Replies to post #494894 on Anavex Life Sciences Corp (AVXL)

[Investor2014]

From the EMA opinion on pridopidine - the closest match in category and MoA at present to A2-73.:

How does Nurzigma work?
The active substance in Nurzigma, pridopidine, activates a protein called sigma-1 receptor (S1R). S1R
is found inside the cells and is involved in cellular processes that contribute to the health and survival
of nerve cells. By activating S1R, pridopidine was expected to improve cellular processes that are
involved in nerve cell damage and Huntington’s disease.

What did the company present to support its application?
The company presented results from a main study involving 499 adults aged 25 years and older with
early Huntington’s disease. Patients in the study were given either Nurzigma or placebo (a dummy
treatment). The main measure of effectiveness was the change in the total functional capacity (TFC)
score after 65 weeks of treatment. The TFC score measures how well a person with diseases that affect
the nervous system can perform daily tasks and activities. The company also presented results from
analyses in a subgroup of 208 patients from the main study, namely adults with early Huntington’s
disease who were not treated with antidopaminergic medicines. In addition, the company presented
results from 3 supportive studies in adults with Huntington’s disease.
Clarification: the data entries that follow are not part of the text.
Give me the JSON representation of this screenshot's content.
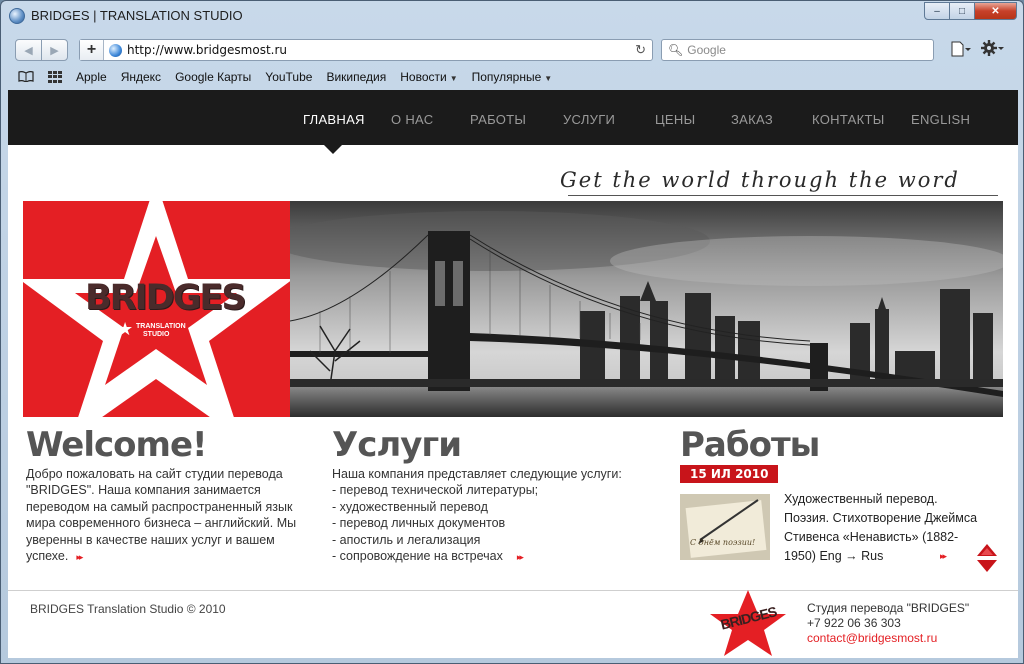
{
  "window": {
    "title": "BRIDGES | TRANSLATION STUDIO",
    "buttons": {
      "minimize": "–",
      "maximize": "□",
      "close": "✕"
    }
  },
  "toolbar": {
    "back": "◀",
    "forward": "▶",
    "plus": "+",
    "url": "http://www.bridgesmost.ru",
    "reload": "↻",
    "search_placeholder": "Google"
  },
  "bookmarks": {
    "items": [
      {
        "label": "Apple",
        "menu": false
      },
      {
        "label": "Яндекс",
        "menu": false
      },
      {
        "label": "Google Карты",
        "menu": false
      },
      {
        "label": "YouTube",
        "menu": false
      },
      {
        "label": "Википедия",
        "menu": false
      },
      {
        "label": "Новости",
        "menu": true
      },
      {
        "label": "Популярные",
        "menu": true
      }
    ]
  },
  "site": {
    "nav": [
      {
        "label": "ГЛАВНАЯ",
        "active": true
      },
      {
        "label": "О НАС",
        "active": false
      },
      {
        "label": "РАБОТЫ",
        "active": false
      },
      {
        "label": "УСЛУГИ",
        "active": false
      },
      {
        "label": "ЦЕНЫ",
        "active": false
      },
      {
        "label": "ЗАКАЗ",
        "active": false
      },
      {
        "label": "КОНТАКТЫ",
        "active": false
      },
      {
        "label": "ENGLISH",
        "active": false
      }
    ],
    "tagline": "Get the world through the word",
    "logo": {
      "name": "BRIDGES",
      "sub1": "TRANSLATION",
      "sub2": "STUDIO"
    },
    "welcome": {
      "title": "Welcome!",
      "text": "Добро пожаловать на сайт студии перевода \"BRIDGES\". Наша компания занимается переводом на самый распространенный язык мира современного бизнеса – английский. Мы уверенны в качестве наших услуг и вашем успехе.",
      "more": "▸▸"
    },
    "services": {
      "title": "Услуги",
      "intro": "Наша компания представляет следующие услуги:",
      "items": [
        "- перевод технической литературы;",
        "- художественный перевод",
        "- перевод личных документов",
        "- апостиль и легализация",
        "- сопровождение на встречах"
      ],
      "more": "▸▸"
    },
    "works": {
      "title": "Работы",
      "date": "15 ИЛ 2010",
      "thumb_caption": "С днём поэзии!",
      "text": "Художественный перевод. Поэзия. Стихотворение Джеймса Стивенса «Ненависть» (1882-1950) Eng → Rus",
      "more": "▸▸"
    },
    "footer": {
      "copyright": "BRIDGES Translation Studio © 2010",
      "studio": "Студия перевода \"BRIDGES\"",
      "phone": "+7 922 06 36 303",
      "email": "contact@bridgesmost.ru"
    }
  },
  "colors": {
    "accent_red": "#e41f24",
    "nav_bg": "#1b1b1b"
  }
}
What were the main reasons for refusing the marketing authorisation?
The Agency considered that the main study and the supportive studies failed to provide evidence that
Nurzigma is effective in patients with early Huntington’s disease. The Agency noted that the validity
and relevance of the results of the analyses in the subgroup of patients (adults with early Huntington’s
disease who were not treated with antidopaminergic medicines) from the main study have not been
demonstrated.

Therefore, the Agency’s opinion was that the effectiveness of Nurzigma had not been demonstrated.
Although the company applied for a conditional marketing authorisation, the medicine did not meet the
criteria for granting this type of authorisation. As a result, the Agency recommended refusing the
conditional marketing authorisation.

Once sponsor's analysis stray off the clinical trial protocol it makes approval more difficult. In this case the primary endpoint failed and the company tried to justify approval in subgroups analysis outcomes.

I will stick with my likely too generous 25% chance of approval for A2-73 based on existing trials data - until perhaps we see an EMA clock restart indicating that at least Anavex were able to provide LoQ answers complete enough to continue the review process, which includes of course a deep dive into LoQ responses.

NAARDEN, Netherlands & WALTHAM, Mass. & BARCELONA, Spain--(BUSINESS WIRE)-- Prilenia Therapeutics B.V. and Ferrer today announced that the European Medicines Agency’s (EMA) Committee for Medicinal Products for Human Use (CHMP) has recommended the refusal of the marketing authorization for pridopidine’s marketing authorization application for Huntington’s disease (HD).

We are disappointed, but undeterred in our commitment to bring what we believe is an effective therapy to patients and will explore all options collaboratively with regulators.

Prilenia and Ferrer are focused on bringing pridopidine to people living with HD and amyotrophic lateral sclerosis (ALS) worldwide as quickly as possible. Near-term plans are in place to initiate a potentially registrational global HD study, to provide confirmation of the previously observed pridopidine results, and a pivotal global Phase 3 ALS study, with recruitment for both expected to start as soon as possible.

Prilenia is now planning to initiate a confirmatory / registrational study in HD. The kind of study Anavex originally planned to initiate in parallel with discussing an approval path with regulators based on the P2b/3 trial results. I wish Anavex had done as they said they would instead of Missling's pennywise pound foolish approach that risks a big set back.